Notice that the adjacency matrix is built upon a given value of distance $$\theta$$, based on which is computed the set of facilities that may service each of the customers within that distance. For a given value of $$\theta$$ there are two possibilities: either the optimal objective value of the previous optimization problem is zero (meaning that $$k$$ facilities were indeed enough for covering all the customers withing distance $$\theta$$), of it may be greater that zero (meaning that there is at least one $$z_i>0$$, and thus a customer could not be serviced from any of the $$k$$ open facilities). In the former case, we attempt to reduce $$\theta$$, and check if all customers remain covered; in the latter, $$\theta$$ is increased. This process is repeated until the bounds for $$\theta$$ are close enough, in a process called binary search.

Binary search method for solving the $$k$$-center problem.

An illustration is provided in Figure Search for optimum \theta with binary search..

Search for optimum $$\theta$$ with binary search.

Using these ideas, we can get the optimal value of the $$k$$-center problem by the following binary search method.

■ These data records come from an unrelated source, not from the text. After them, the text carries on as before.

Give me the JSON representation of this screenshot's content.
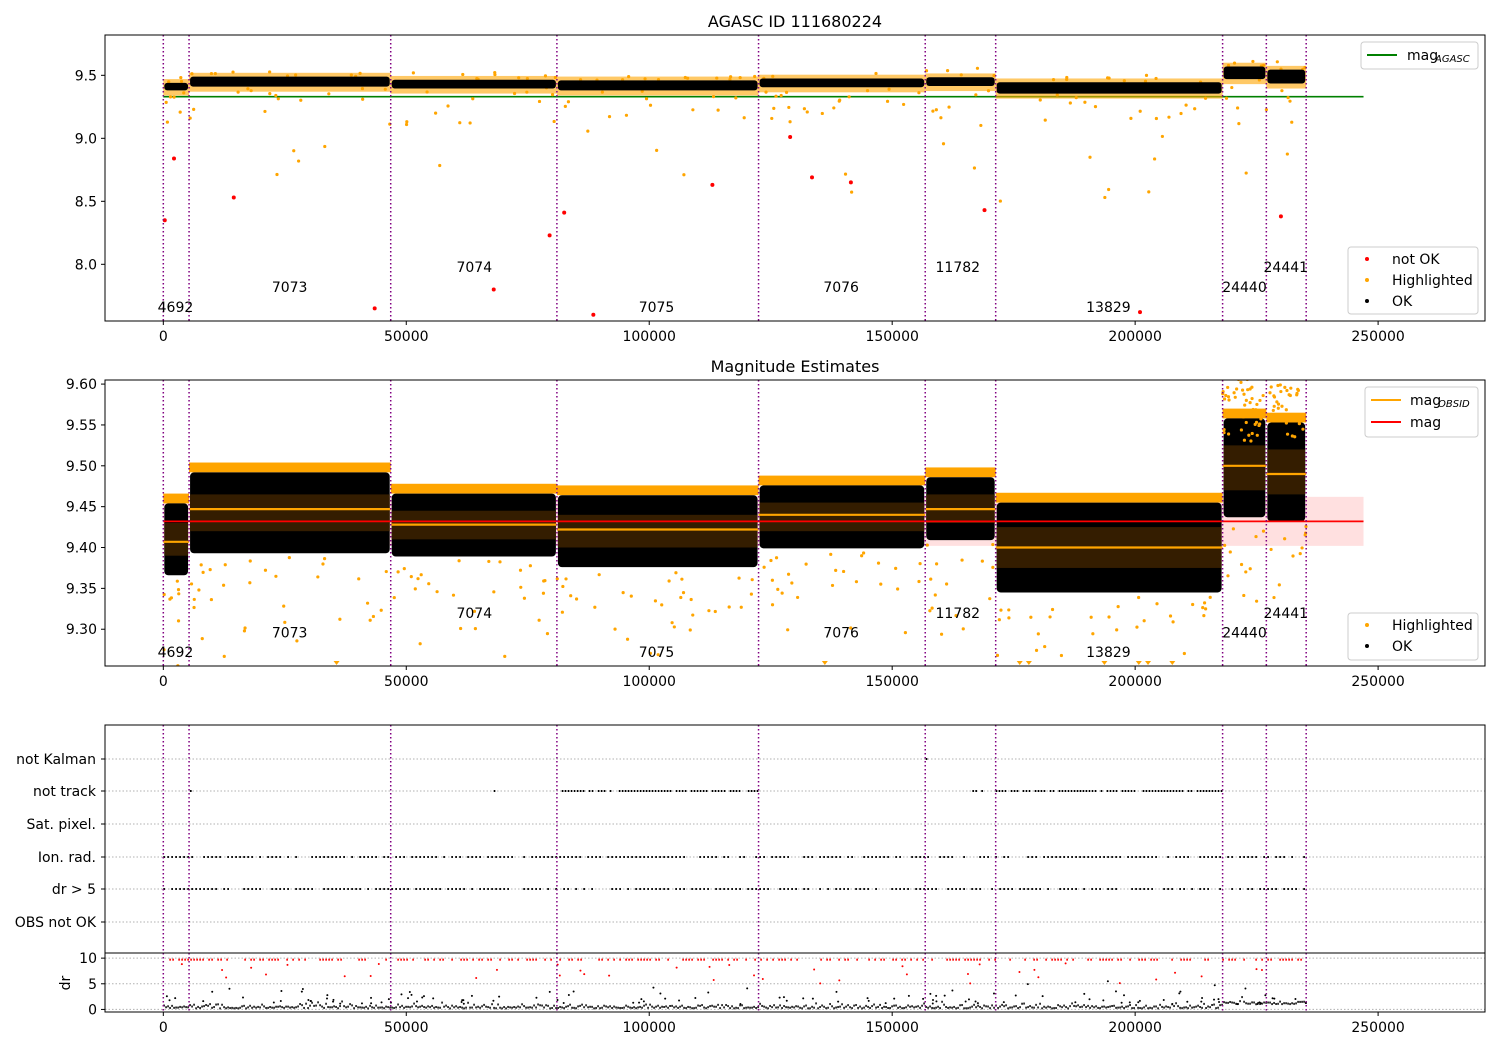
{
  "figure": {
    "panel1_title": "AGASC ID 111680224",
    "panel2_title": "Magnitude Estimates"
  },
  "chart_data": [
    {
      "type": "scatter",
      "title": "AGASC ID 111680224",
      "xlim": [
        -12000,
        272000
      ],
      "ylim": [
        7.55,
        9.82
      ],
      "xticks": [
        0,
        50000,
        100000,
        150000,
        200000,
        250000
      ],
      "yticks": [
        8.0,
        8.5,
        9.0,
        9.5
      ],
      "grid": false,
      "legend_upper": {
        "position": "top-right",
        "entries": [
          {
            "label": "mag",
            "sub": "AGASC",
            "color": "#008000"
          }
        ]
      },
      "legend_lower": {
        "position": "bottom-right",
        "entries": [
          {
            "label": "not OK",
            "color": "#ff0000"
          },
          {
            "label": "Highlighted",
            "color": "#ffa500"
          },
          {
            "label": "OK",
            "color": "#000000"
          }
        ]
      },
      "agasc_mag": {
        "value": 9.33,
        "x": [
          0,
          247000
        ],
        "color": "#008000"
      },
      "obsid_boundaries": [
        0,
        5300,
        46800,
        81000,
        122500,
        156800,
        171300,
        218000,
        227000,
        235200
      ],
      "obsid_labels": [
        {
          "text": "4692",
          "x": 2500,
          "y": 7.66
        },
        {
          "text": "7073",
          "x": 26000,
          "y": 7.82
        },
        {
          "text": "7074",
          "x": 64000,
          "y": 7.98
        },
        {
          "text": "7075",
          "x": 101500,
          "y": 7.66
        },
        {
          "text": "7076",
          "x": 139500,
          "y": 7.82
        },
        {
          "text": "11782",
          "x": 163500,
          "y": 7.98
        },
        {
          "text": "13829",
          "x": 194500,
          "y": 7.66
        },
        {
          "text": "24440",
          "x": 222500,
          "y": 7.82
        },
        {
          "text": "24441",
          "x": 231000,
          "y": 7.98
        }
      ],
      "ok_bands": [
        {
          "x0": 0,
          "x1": 5300,
          "center": 9.41,
          "half": 0.03
        },
        {
          "x0": 5300,
          "x1": 46800,
          "center": 9.45,
          "half": 0.04
        },
        {
          "x0": 46800,
          "x1": 81000,
          "center": 9.43,
          "half": 0.035
        },
        {
          "x0": 81000,
          "x1": 122500,
          "center": 9.42,
          "half": 0.04
        },
        {
          "x0": 122500,
          "x1": 156800,
          "center": 9.44,
          "half": 0.035
        },
        {
          "x0": 156800,
          "x1": 171300,
          "center": 9.45,
          "half": 0.035
        },
        {
          "x0": 171300,
          "x1": 218000,
          "center": 9.4,
          "half": 0.045
        },
        {
          "x0": 218000,
          "x1": 227000,
          "center": 9.52,
          "half": 0.05
        },
        {
          "x0": 227000,
          "x1": 235200,
          "center": 9.49,
          "half": 0.055
        }
      ],
      "not_ok_points": [
        {
          "x": 300,
          "y": 8.35
        },
        {
          "x": 2200,
          "y": 8.84
        },
        {
          "x": 14500,
          "y": 8.53
        },
        {
          "x": 43500,
          "y": 7.65
        },
        {
          "x": 68000,
          "y": 7.8
        },
        {
          "x": 79500,
          "y": 8.23
        },
        {
          "x": 82500,
          "y": 8.41
        },
        {
          "x": 88500,
          "y": 7.6
        },
        {
          "x": 113000,
          "y": 8.63
        },
        {
          "x": 129000,
          "y": 9.01
        },
        {
          "x": 133500,
          "y": 8.69
        },
        {
          "x": 141500,
          "y": 8.65
        },
        {
          "x": 169000,
          "y": 8.43
        },
        {
          "x": 201000,
          "y": 7.62
        },
        {
          "x": 230000,
          "y": 8.38
        }
      ]
    },
    {
      "type": "scatter",
      "title": "Magnitude Estimates",
      "xlim": [
        -12000,
        272000
      ],
      "ylim": [
        9.255,
        9.605
      ],
      "xticks": [
        0,
        50000,
        100000,
        150000,
        200000,
        250000
      ],
      "yticks": [
        9.3,
        9.35,
        9.4,
        9.45,
        9.5,
        9.55,
        9.6
      ],
      "grid": false,
      "legend_upper": {
        "position": "top-right",
        "entries": [
          {
            "label": "mag",
            "sub": "OBSID",
            "color": "#ffa500"
          },
          {
            "label": "mag",
            "sub": "",
            "color": "#ff0000"
          }
        ]
      },
      "legend_lower": {
        "position": "bottom-right",
        "entries": [
          {
            "label": "Highlighted",
            "color": "#ffa500"
          },
          {
            "label": "OK",
            "color": "#000000"
          }
        ]
      },
      "mag": {
        "value": 9.432,
        "band": [
          9.402,
          9.462
        ],
        "x": [
          0,
          247000
        ],
        "color": "#ff0000"
      },
      "obsid_mags": [
        {
          "x0": 0,
          "x1": 5300,
          "mag": 9.407,
          "lo": 9.39,
          "hi": 9.43
        },
        {
          "x0": 5300,
          "x1": 46800,
          "mag": 9.447,
          "lo": 9.42,
          "hi": 9.465
        },
        {
          "x0": 46800,
          "x1": 81000,
          "mag": 9.428,
          "lo": 9.41,
          "hi": 9.445
        },
        {
          "x0": 81000,
          "x1": 122500,
          "mag": 9.422,
          "lo": 9.4,
          "hi": 9.44
        },
        {
          "x0": 122500,
          "x1": 156800,
          "mag": 9.44,
          "lo": 9.42,
          "hi": 9.455
        },
        {
          "x0": 156800,
          "x1": 171300,
          "mag": 9.447,
          "lo": 9.43,
          "hi": 9.465
        },
        {
          "x0": 171300,
          "x1": 218000,
          "mag": 9.4,
          "lo": 9.375,
          "hi": 9.425
        },
        {
          "x0": 218000,
          "x1": 227000,
          "mag": 9.5,
          "lo": 9.47,
          "hi": 9.525
        },
        {
          "x0": 227000,
          "x1": 235200,
          "mag": 9.49,
          "lo": 9.465,
          "hi": 9.52
        }
      ],
      "obsid_labels": [
        {
          "text": "4692",
          "x": 2500,
          "y": 9.272
        },
        {
          "text": "7073",
          "x": 26000,
          "y": 9.296
        },
        {
          "text": "7074",
          "x": 64000,
          "y": 9.32
        },
        {
          "text": "7075",
          "x": 101500,
          "y": 9.272
        },
        {
          "text": "7076",
          "x": 139500,
          "y": 9.296
        },
        {
          "text": "11782",
          "x": 163500,
          "y": 9.32
        },
        {
          "text": "13829",
          "x": 194500,
          "y": 9.272
        },
        {
          "text": "24440",
          "x": 222500,
          "y": 9.296
        },
        {
          "text": "24441",
          "x": 231000,
          "y": 9.32
        }
      ]
    },
    {
      "type": "scatter",
      "title": "",
      "xlim": [
        -12000,
        272000
      ],
      "flag_rows": [
        "not Kalman",
        "not track",
        "Sat. pixel.",
        "Ion. rad.",
        "dr > 5",
        "OBS not OK"
      ],
      "flag_segments": [
        {
          "row": "not Kalman",
          "ranges": [
            [
              156900,
              157100
            ],
            [
              217900,
              218100
            ]
          ]
        },
        {
          "row": "not track",
          "ranges": [
            [
              5500,
              6000
            ],
            [
              68000,
              68300
            ],
            [
              82000,
              122500
            ],
            [
              166500,
              168500
            ],
            [
              171300,
              218000
            ]
          ]
        },
        {
          "row": "Sat. pixel.",
          "ranges": [
            [
              96800,
              97100
            ]
          ]
        },
        {
          "row": "Ion. rad.",
          "ranges": [
            [
              0,
              235200
            ]
          ]
        },
        {
          "row": "dr > 5",
          "ranges": [
            [
              0,
              235200
            ]
          ]
        }
      ],
      "dr_panel": {
        "ylabel": "dr",
        "ylim": [
          -0.5,
          11
        ],
        "yticks": [
          0,
          5,
          10
        ],
        "grid": true,
        "red_level": 9.7
      }
    }
  ],
  "ids": {
    "obsids": [
      "4692",
      "7073",
      "7074",
      "7075",
      "7076",
      "11782",
      "13829",
      "24440",
      "24441"
    ]
  }
}
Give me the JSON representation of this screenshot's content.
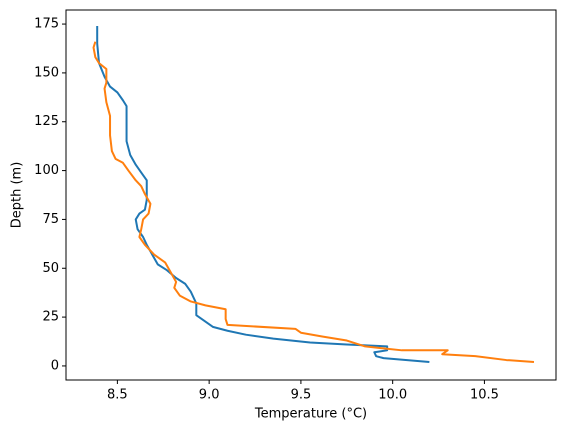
{
  "chart_data": {
    "type": "line",
    "xlabel": "Temperature (°C)",
    "ylabel": "Depth (m)",
    "xlim": [
      8.22,
      10.89
    ],
    "ylim": [
      -7.2,
      182.2
    ],
    "xticks": [
      8.5,
      {
        "value": 9,
        "label": "9.0"
      },
      9.5,
      {
        "value": 10,
        "label": "10.0"
      },
      10.5
    ],
    "yticks": [
      0,
      25,
      50,
      75,
      100,
      125,
      150,
      175
    ],
    "grid": false,
    "series": [
      {
        "color": "#1f77b4",
        "x": [
          8.39,
          8.39,
          8.4,
          8.43,
          8.46,
          8.5,
          8.53,
          8.55,
          8.55,
          8.55,
          8.57,
          8.6,
          8.63,
          8.66,
          8.66,
          8.65,
          8.62,
          8.6,
          8.61,
          8.64,
          8.66,
          8.69,
          8.72,
          8.77,
          8.82,
          8.87,
          8.9,
          8.93,
          8.93,
          8.96,
          9.02,
          9.1,
          9.2,
          9.35,
          9.55,
          9.75,
          9.97,
          9.97,
          9.9,
          9.91,
          9.95,
          10.2
        ],
        "values": [
          174,
          165,
          155,
          148,
          143,
          140,
          136,
          133,
          125,
          115,
          108,
          103,
          99,
          95,
          85,
          80,
          78,
          75,
          70,
          66,
          62,
          57,
          52,
          49,
          45,
          42,
          38,
          32,
          26,
          24,
          20,
          18,
          16,
          14,
          12,
          11,
          10,
          8,
          7,
          5,
          4,
          2
        ]
      },
      {
        "color": "#ff7f0e",
        "x": [
          8.38,
          8.37,
          8.38,
          8.4,
          8.44,
          8.44,
          8.43,
          8.44,
          8.46,
          8.46,
          8.47,
          8.49,
          8.53,
          8.56,
          8.6,
          8.63,
          8.65,
          8.68,
          8.67,
          8.64,
          8.63,
          8.62,
          8.65,
          8.7,
          8.76,
          8.79,
          8.82,
          8.81,
          8.84,
          8.9,
          8.98,
          9.09,
          9.09,
          9.1,
          9.47,
          9.5,
          9.62,
          9.75,
          9.85,
          10.05,
          10.3,
          10.27,
          10.45,
          10.62,
          10.77
        ],
        "values": [
          166,
          163,
          158,
          155,
          152,
          145,
          142,
          135,
          128,
          118,
          110,
          106,
          104,
          100,
          95,
          92,
          88,
          83,
          78,
          75,
          70,
          66,
          62,
          57,
          53,
          48,
          43,
          40,
          36,
          33,
          31,
          29,
          24,
          21,
          19,
          17,
          15,
          13,
          10,
          8,
          8,
          6,
          5,
          3,
          2
        ]
      }
    ]
  }
}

In Table Solution and runtimes for a random instance. we provide some numbers, for having just an idea of the order of magnitude of the computational times involved in these problems. They concern an instance with 200 vertices randomly distributed in the plane and $$k=5$$.

Solution and runtimes for a random instance.
max distance CPU time (s)
$$k$$-median 0.3854 3.5
$$k$$-center 0.3062 645.5
$$k$$-cover + binary search 0.3062 2.5

As we can see, $$k$$-cover within binary search method allows the computation of the $$k$$-center solution in a time comparable to that required for the $$k$$-median solution.

From a practical point of view, the $$k$$-center solution is usually preferable to that of $$k$$-median. Indeed, the longest time required for servicing a customer is frequently an important criterion to be considered by a company, and this may be prohibitively large on the $$k$$-median solution.